Leonardo DRS [DRS] on Wednesday evening reported lower earnings and sales in its first quarter largely due to headwinds from a boost the company received a year ago in the Columbia-class submarine program and the divestiture of a business.

Net income tumbled 67 percent to $12 million, 5 cents earnings per share (EPS), from $36 million (17 cents EPS) a year ago.

The

Columbia profit step up in the first quarter of 2022 was a $25 million headwind to the top and bottom-lines in the first quarter of 2023. Earnings were also lower due to increased internal research and development spending on electric power and propulsion technologies.

Excluding taxes, interest expense, transaction and restructuring costs, and other expenses, adjusted earnings of $19 million (7 cents EPS), topped consensus estimates by a penny per share.

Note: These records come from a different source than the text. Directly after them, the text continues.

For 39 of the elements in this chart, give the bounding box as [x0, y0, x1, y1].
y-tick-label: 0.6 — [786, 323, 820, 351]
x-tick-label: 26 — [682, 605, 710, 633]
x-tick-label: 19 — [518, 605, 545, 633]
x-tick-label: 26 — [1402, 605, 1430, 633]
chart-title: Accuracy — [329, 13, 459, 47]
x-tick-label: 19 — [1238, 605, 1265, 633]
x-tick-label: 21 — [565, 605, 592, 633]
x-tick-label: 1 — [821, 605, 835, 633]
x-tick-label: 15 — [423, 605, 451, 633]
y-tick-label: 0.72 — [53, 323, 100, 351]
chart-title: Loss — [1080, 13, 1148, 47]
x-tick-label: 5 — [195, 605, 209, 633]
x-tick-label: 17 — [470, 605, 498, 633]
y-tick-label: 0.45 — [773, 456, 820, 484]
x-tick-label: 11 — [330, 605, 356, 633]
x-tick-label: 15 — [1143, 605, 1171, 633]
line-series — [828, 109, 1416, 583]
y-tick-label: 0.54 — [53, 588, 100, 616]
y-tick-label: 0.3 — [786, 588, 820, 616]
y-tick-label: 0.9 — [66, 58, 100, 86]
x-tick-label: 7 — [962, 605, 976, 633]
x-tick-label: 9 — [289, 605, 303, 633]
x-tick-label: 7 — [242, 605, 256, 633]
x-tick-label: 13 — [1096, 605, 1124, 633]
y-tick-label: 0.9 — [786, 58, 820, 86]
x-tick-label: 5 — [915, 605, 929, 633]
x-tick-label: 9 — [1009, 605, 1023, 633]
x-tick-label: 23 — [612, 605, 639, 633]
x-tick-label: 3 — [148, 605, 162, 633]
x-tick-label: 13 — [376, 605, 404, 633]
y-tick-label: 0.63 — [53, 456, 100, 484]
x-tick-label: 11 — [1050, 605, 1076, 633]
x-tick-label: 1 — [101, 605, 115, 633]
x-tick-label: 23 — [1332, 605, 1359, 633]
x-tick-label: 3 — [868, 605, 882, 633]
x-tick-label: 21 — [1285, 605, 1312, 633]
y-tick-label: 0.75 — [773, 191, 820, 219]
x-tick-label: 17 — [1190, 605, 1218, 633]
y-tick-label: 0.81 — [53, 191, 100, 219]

Sales fell 7 percent to $569 million from $612 million a year ago. In addition to the headwind from the submarine adjustment a year ago, the divestiture of the Global Enterprise Solutions more than offset revenues from the acquisition of RADA Electronic Industries.

The company’s guidance for 2023 is unchanged. Orders were strong at $749 million and backlog stood at $4.3 billion, up 43 percent from $3 billion a year ago. Free cash was a $346 million outflow.

Leonardo DRS continues to see stability in its supply chain but lead times won’t improve until 2024, Bill Lynn, the company’s chairman and CEO, said Wednesday evening on the earnings call.

“But the stability is what we need to meet our revenue commitments and through the first quarter that’s what we’re seeing,” he said.

Electronics and castings are two “pockets” where the company continues to see bottlenecks and lead time challenges in the supply chain, Michael Dippold, Leonardo DRS’s chief financial officer, said.